The Kanzoo is designed, made and assembled by musician and ukulele maker, Will Grove-White (that’s me), and engineer and designer Alan Ryder.
I’ve always loved the egalitarian idea of kazoos – if you can hum a tune, you can play it. But I’ve always been slightly disappointed by the reality of the instrument; it often just produces a harsh, raspy tone. I’ve always been on the lookout for a ‘better’ kazoo.
The idea came when I saw someone in a band playing what appeared to be a kazoo in a tin can. Amid the noise of the band it was hard to tell what it sounded like, but I assumed it would be different from a normal kazoo, perhaps like an old gramophone record? I went straight to my kitchen, ate a tin of beans, and grabbed a kazoo.
After drilling and scraping a hole in the bottom of a tin can (not something I’d advise trying without proper tools), I wedged the kazoo inside and began playing. It worked, producing a distinctly unusual kazoo tone. So far, so good. But the lightbulb moment came when I blocked the open end of the can with my hand and opened and closed it while I played. It sounded amazing – like a weirdly distorted trumpet played with a wah-wah mute. And the best thing was that you could add feeling to the sound of kazoo with this method.

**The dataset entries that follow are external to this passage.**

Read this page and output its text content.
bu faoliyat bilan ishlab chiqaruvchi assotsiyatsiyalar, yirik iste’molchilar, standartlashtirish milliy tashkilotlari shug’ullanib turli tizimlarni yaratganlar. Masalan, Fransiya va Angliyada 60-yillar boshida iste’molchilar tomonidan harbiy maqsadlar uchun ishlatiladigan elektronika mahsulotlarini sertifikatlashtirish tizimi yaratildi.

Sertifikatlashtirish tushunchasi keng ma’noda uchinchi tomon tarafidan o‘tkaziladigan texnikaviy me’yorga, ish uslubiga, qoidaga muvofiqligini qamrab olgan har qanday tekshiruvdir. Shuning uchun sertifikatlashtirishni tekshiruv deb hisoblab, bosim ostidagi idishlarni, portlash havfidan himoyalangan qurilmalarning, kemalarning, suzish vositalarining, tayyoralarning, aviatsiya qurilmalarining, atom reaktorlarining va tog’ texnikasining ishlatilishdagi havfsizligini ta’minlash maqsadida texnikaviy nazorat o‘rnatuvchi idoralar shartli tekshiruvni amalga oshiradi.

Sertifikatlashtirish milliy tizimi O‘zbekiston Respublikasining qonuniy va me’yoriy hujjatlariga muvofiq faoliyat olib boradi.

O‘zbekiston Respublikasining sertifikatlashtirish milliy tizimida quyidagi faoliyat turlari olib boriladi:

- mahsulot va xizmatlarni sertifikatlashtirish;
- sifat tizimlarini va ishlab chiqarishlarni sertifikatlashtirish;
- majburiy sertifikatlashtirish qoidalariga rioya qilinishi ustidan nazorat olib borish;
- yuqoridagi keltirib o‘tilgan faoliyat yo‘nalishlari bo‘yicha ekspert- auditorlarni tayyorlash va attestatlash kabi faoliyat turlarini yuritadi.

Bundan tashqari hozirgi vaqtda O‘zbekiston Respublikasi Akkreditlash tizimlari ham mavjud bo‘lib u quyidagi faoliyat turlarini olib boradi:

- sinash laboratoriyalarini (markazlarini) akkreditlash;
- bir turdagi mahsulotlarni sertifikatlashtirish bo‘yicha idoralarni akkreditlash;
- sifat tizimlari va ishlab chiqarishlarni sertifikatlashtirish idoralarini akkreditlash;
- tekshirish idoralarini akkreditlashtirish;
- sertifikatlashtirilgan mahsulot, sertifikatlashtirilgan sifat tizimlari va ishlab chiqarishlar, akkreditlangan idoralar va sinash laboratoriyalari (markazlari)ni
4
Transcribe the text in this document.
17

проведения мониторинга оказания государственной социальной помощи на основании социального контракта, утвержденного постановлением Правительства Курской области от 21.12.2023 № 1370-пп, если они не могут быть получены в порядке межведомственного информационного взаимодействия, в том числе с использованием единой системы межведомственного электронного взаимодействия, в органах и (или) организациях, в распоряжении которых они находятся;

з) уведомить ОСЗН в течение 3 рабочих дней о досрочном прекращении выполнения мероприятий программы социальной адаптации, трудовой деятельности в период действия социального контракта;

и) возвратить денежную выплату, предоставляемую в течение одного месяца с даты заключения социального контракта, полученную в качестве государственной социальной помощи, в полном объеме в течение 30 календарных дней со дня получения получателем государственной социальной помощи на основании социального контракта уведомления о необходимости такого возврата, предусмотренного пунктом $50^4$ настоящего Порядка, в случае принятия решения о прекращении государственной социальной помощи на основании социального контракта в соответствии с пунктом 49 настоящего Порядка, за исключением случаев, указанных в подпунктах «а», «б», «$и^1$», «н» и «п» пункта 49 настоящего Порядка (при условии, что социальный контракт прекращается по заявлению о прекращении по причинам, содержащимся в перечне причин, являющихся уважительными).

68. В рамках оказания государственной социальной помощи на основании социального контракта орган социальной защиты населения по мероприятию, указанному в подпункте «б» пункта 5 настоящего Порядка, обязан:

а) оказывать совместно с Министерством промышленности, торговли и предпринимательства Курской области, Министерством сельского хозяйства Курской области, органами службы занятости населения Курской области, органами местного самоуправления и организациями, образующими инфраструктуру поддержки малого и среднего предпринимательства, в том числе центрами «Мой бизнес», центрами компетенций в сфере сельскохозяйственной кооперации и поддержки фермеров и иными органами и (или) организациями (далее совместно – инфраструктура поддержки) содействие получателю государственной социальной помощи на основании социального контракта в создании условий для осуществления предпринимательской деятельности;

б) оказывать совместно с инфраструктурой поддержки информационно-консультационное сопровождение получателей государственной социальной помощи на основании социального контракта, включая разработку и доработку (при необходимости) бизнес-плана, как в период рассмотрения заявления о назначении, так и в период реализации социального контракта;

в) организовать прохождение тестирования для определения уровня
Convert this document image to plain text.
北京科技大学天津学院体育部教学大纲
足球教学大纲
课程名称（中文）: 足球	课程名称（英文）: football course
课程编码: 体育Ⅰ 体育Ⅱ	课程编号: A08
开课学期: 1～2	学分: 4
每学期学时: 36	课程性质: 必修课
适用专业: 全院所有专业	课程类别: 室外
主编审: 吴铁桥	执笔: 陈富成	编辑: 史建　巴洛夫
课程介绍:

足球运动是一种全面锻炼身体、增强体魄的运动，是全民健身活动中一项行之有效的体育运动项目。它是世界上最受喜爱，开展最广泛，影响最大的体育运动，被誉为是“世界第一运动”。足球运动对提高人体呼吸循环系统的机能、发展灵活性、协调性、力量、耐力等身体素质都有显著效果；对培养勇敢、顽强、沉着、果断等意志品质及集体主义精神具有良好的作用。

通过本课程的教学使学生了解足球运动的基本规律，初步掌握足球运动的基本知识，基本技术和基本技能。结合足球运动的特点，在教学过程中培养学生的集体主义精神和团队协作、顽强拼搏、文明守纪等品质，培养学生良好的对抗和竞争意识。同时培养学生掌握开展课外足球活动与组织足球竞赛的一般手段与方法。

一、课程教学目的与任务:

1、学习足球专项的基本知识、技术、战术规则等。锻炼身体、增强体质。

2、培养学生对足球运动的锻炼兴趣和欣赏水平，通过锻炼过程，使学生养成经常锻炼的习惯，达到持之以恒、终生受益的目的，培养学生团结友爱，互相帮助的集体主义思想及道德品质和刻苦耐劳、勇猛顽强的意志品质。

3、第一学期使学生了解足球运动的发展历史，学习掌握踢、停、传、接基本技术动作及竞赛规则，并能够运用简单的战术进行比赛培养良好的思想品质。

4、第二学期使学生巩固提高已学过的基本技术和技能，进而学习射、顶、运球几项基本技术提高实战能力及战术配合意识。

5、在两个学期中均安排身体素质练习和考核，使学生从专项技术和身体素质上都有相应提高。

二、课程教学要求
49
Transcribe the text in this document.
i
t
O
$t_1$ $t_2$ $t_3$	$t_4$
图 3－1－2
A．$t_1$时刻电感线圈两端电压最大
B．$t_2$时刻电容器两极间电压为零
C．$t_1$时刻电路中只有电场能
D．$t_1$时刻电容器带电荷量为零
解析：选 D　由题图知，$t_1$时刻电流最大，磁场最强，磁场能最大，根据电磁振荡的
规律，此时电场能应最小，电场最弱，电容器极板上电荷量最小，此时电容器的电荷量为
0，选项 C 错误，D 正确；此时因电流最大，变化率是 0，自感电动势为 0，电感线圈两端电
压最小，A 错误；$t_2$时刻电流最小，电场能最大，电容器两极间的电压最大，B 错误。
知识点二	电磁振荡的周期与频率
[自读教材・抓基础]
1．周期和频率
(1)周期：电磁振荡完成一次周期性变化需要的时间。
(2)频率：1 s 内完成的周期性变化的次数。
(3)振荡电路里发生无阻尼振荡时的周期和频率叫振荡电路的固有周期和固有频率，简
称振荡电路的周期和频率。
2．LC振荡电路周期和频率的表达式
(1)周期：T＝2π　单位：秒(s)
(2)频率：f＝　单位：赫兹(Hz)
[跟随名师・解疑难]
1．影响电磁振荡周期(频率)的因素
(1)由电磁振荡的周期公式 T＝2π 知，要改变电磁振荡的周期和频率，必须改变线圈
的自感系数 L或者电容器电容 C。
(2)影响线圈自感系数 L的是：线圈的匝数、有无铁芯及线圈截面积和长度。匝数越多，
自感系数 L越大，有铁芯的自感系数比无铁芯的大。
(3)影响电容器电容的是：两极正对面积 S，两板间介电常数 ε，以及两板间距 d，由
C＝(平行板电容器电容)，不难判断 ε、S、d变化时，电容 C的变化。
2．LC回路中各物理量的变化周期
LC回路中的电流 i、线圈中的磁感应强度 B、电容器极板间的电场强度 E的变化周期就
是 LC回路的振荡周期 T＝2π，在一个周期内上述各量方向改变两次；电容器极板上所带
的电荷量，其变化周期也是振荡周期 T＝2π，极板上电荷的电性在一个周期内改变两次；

I used my kazoo-in-a-can in my music production, and occasionally at parties (where it would always go down a storm), but more recently I’ve been performing solo at festivals where I play the opening to ‘Minnie the Moocher’ on it. After every show, surprising numbers of people ask me how to make their own. I always happily explain how they can do it, but most are put off by the prospect of using drills, files, and working with sharp edges. So I began wondering how I could build a more elegant version of my kazoo-in-a-can, but never had time to work out how.
But I needn’t have worried. At the Shrewsbury Ukulele Festival, I was to meet my Kanzoo partner in crime, the brilliant engineer and designer, Alan Ryder. He took one look at my ham-fisted effort and, when he got back to his Lancashire workshop, began creating a variety of prototype kazoos that could be safely installed in tin cans. We have become something like the Wallace and Gromit of the kazoo world.
Over many months we worked on different designs together (and ate too many tins of beans and soup to mention) and finally came up with an instrument we were ready to share with the world – meet the Kanzoo!